Cette semaine, dans notre revue de l’actualité des acteurs du recrutement numérique, un petit aperçu de toutes les levées de fonds des start-up du numérique et on (ré)apprend à se servir de LinkedIn.

8 millions d’euros pour Talent IO

Talent IO a été fondé il y a un peu plus de deux ans. A la fois immense fablab dans le 13ème arrondissement de Paris et débaucheur/formateur de talents numériques, l’entreprise vient de lever 8 millions d’euros pour booster son offre de recrutement numérique. Talent.io propose sur son site « des candidats qui cumulent deux particularités : leurs compétences ont été vérifiées, et ils s’engagent sur leur disponibilité, et garantit que seulement 10 % des inscrits sur le site sont finalement visibles par les entreprises qui cherchent. Les autres ne remplissent pas les critères de compétence ou de disponibilité » (1). La particularité de l’offre proposée par Talent.io est qu'elle se situe sur les métiers des ingénieurs IT et autres codeurs pour lesquels la demande émanant des entreprises est bien supérieure à l’offre de talents disponibles. L’un des trois fondateurs, Jonathan Azoulay affirme que "60 % des prises de contacts réalisées sur la plateforme se transforment en rendez-vous" et que "25 % des candidats sélectionnés sur la même plateforme trouvent un emploi". En Europe, ce marché représenterait 5 milliards d'euros, 8 millions de postes pour 7 millions de personnes qualifiées. Aujourd'hui, 70 % des clients de Talent.io sont des PME ou des start-up, comme Deezer, Drivy, Leetchi ou BlaBlaCar. Les grands groupes comme Axa ou BNP Paribas s'intéressent de plus en plus au modèle. Safran a par exemple construit son laboratoire tech en recrutant dix personnes via la jeune plate-forme (2).

15 millions d’euros pour JobTeaser

JobTeaser est une start-up spécialisée dans l'emploi des étudiants et des jeunes diplômés qui a d’abord travaillé en marque blanche avec des grandes écoles et universités (200 aujourd’hui) et plus de 1 000 clients recruteurs, dont 90 % du CAC 40 (BNP Paribas, L'Oréal, LVMH…) et des entreprises internationales comme Unilever, Amazon ou Coca-Cola. Au total, Jobteaser revendique 600 000 inscrits et a atteint les 4 millions d'euros de chiffre d'affaires en 2016. En 2017, la jeune pousse vise 100 % de croissance (1).

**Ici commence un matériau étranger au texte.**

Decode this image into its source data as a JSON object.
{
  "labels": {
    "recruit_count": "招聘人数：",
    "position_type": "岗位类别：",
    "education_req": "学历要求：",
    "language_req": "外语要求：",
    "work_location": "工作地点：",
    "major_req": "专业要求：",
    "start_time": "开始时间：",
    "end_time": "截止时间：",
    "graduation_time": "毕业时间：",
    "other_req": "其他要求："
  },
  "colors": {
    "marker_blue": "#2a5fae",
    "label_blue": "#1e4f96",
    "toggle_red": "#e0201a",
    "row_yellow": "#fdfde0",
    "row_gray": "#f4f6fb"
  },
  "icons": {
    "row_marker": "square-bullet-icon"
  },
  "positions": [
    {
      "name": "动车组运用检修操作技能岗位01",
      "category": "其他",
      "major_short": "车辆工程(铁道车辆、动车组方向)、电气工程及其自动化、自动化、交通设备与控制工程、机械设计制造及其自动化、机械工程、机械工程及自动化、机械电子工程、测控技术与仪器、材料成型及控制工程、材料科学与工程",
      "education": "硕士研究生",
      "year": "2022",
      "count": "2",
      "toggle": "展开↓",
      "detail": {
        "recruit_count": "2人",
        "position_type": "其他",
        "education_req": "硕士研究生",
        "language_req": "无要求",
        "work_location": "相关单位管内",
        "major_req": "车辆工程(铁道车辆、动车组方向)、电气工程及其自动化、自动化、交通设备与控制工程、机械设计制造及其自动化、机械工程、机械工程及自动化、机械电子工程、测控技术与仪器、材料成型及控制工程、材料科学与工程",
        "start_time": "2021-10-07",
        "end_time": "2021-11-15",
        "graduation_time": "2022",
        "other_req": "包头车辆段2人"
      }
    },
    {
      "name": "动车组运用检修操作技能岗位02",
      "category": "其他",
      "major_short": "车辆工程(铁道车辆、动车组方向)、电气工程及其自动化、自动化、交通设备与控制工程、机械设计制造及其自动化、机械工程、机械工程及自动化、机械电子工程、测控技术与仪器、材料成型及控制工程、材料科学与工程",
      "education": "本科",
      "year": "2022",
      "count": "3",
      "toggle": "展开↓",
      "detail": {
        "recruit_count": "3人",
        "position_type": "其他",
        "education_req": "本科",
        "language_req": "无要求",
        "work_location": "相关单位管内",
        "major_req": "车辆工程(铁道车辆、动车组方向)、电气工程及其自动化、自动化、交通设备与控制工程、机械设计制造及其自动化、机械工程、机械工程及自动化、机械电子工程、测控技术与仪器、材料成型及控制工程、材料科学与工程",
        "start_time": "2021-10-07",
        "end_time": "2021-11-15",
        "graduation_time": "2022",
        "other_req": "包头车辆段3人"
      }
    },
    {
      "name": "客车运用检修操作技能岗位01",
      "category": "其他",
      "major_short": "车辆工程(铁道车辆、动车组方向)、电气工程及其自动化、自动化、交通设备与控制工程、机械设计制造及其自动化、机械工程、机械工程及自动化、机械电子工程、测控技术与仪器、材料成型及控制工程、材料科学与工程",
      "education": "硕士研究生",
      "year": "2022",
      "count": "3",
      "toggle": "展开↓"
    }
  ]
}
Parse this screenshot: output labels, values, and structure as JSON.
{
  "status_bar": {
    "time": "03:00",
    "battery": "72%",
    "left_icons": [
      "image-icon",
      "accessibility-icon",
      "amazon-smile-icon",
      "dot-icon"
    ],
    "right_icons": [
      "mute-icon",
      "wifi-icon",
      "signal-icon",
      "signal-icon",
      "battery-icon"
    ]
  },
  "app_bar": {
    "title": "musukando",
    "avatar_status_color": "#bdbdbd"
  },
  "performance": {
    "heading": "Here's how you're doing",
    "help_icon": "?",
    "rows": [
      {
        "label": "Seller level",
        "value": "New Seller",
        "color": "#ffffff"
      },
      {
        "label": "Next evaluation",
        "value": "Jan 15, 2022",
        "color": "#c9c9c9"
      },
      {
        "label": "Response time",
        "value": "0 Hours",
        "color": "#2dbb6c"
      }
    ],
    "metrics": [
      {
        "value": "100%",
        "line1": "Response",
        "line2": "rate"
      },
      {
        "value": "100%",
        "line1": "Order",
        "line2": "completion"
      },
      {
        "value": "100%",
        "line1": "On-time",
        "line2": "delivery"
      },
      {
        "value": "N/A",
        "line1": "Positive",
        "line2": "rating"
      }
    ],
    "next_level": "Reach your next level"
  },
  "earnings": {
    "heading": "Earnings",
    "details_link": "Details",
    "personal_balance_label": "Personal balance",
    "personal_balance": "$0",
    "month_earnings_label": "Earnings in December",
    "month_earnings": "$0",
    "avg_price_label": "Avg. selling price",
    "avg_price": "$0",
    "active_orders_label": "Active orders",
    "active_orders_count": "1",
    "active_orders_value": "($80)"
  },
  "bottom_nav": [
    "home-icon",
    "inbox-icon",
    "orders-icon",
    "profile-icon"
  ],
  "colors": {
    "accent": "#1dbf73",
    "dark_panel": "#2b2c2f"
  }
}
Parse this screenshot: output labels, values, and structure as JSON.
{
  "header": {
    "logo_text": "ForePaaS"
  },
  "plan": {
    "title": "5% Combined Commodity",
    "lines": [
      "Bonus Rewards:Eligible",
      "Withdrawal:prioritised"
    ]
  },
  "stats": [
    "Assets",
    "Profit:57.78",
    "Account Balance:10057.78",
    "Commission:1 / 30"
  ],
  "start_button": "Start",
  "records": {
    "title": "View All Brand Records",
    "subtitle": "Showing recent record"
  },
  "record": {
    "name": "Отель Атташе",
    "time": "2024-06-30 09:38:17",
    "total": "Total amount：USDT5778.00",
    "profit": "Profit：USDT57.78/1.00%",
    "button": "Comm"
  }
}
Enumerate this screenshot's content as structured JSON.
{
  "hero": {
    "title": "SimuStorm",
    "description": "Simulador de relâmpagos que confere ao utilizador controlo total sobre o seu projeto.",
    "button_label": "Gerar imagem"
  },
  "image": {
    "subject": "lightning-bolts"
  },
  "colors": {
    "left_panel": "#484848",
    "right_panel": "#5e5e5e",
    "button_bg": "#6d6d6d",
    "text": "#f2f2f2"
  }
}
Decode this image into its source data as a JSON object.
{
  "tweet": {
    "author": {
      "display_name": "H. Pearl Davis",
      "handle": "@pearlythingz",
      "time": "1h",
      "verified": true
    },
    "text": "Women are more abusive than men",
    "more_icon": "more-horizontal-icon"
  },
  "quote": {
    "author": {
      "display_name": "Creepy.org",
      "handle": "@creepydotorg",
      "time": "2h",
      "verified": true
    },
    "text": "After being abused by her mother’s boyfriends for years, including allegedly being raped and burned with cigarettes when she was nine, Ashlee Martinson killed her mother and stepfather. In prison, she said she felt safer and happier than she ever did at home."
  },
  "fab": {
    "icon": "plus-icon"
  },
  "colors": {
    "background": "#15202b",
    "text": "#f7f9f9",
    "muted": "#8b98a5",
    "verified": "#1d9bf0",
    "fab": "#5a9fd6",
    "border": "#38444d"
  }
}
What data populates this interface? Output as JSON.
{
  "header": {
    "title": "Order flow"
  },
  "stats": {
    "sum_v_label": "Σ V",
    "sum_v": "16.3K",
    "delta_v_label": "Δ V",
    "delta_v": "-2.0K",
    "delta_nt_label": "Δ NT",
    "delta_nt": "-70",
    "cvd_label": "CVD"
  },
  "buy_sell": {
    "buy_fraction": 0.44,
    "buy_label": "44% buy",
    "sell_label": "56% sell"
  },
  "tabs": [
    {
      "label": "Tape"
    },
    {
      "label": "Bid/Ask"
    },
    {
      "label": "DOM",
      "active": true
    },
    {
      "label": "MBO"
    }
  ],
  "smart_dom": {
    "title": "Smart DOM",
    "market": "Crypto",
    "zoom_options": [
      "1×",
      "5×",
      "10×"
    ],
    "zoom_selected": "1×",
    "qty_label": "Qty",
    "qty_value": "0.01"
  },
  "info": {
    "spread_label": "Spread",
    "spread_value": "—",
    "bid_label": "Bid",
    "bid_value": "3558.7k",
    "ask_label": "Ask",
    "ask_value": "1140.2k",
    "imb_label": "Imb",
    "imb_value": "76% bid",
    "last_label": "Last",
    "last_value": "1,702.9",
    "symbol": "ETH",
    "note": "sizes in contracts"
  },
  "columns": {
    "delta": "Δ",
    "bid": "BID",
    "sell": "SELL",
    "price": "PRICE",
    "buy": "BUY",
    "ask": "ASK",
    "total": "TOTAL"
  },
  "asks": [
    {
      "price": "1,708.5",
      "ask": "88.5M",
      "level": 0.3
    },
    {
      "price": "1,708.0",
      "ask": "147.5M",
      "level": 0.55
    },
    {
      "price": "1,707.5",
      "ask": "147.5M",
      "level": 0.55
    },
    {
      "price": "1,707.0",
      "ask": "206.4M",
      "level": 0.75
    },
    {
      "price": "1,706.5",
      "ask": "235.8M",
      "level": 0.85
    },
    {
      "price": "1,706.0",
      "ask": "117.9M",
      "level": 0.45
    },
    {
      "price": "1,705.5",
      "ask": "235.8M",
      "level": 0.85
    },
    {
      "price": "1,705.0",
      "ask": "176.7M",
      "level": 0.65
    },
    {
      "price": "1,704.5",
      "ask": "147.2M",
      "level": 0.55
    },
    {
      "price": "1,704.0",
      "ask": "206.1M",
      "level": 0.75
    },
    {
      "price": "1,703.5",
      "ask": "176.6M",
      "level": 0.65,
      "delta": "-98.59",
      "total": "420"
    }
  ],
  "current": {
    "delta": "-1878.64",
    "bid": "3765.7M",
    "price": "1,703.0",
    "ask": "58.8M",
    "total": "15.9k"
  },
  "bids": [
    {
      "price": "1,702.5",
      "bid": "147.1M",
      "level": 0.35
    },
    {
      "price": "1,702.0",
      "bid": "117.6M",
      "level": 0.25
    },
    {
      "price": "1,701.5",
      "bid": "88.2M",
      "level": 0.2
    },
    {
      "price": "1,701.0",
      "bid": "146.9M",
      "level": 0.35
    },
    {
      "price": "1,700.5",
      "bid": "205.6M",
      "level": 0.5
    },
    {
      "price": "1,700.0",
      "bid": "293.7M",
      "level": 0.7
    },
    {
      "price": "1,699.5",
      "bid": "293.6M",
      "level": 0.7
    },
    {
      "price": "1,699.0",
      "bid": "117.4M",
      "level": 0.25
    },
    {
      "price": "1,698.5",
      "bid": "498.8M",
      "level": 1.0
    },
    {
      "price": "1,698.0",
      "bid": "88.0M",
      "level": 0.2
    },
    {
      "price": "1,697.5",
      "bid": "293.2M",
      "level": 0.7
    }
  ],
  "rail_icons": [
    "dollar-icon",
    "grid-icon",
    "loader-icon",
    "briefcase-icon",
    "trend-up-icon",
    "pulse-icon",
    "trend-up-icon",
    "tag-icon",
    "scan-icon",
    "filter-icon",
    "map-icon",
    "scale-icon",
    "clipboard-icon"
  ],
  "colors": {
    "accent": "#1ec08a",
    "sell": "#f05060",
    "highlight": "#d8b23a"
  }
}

8 millions d’euros pour Easyrecrue

Easyrecrue, éditeur d'applications permettant d'intégrer la vidéo au recrutement, a levé 8 millions d'euros pour accéder au marché international. La start-up propose désormais une suite de solutions permettant de recruter grâce à la vidéo. Elle emploie aujourd'hui une cinquantaine de collaborateurs et compte parmi ses clients des entreprises telles que Vente-privee, Dassault Aviation, ou encore Accor Hotels (1)

19 millions de dollars pour Cornerjob

La start-up barcelonaise CornerJob, qui développe une application mobile de recrutement, vient de boucler un tour de table de 19 millions de dollars. L’application simplifie la recherche d’emploi, les utilisateurs n’ayant pas besoin de fournir un CV, mais simplement de remplir leur profil et d’indiquer leur géolocalisation pour postuler aux offres situées à proximité de leur position. La start-up, implantée un peu partout en Europe, revendique 150 000 entreprises. L’un de ses concurrents, la start-up Jobandtalent, a déjà levé 42 millions de dollars il y a un an sur ce type de matching (2).

Savoir se servir de Linkedin

Gimmesocial est une start-up qui s’occupe des réseaux sociaux des PME et TPE. Littéralement, Gimme Social Web veut dire ``Donnez-moi du web social``.  Dans le même temps, elle donne des conseils pour bien les utiliser, comme la note longue et complète qu’elle propose sur Linkedin (1).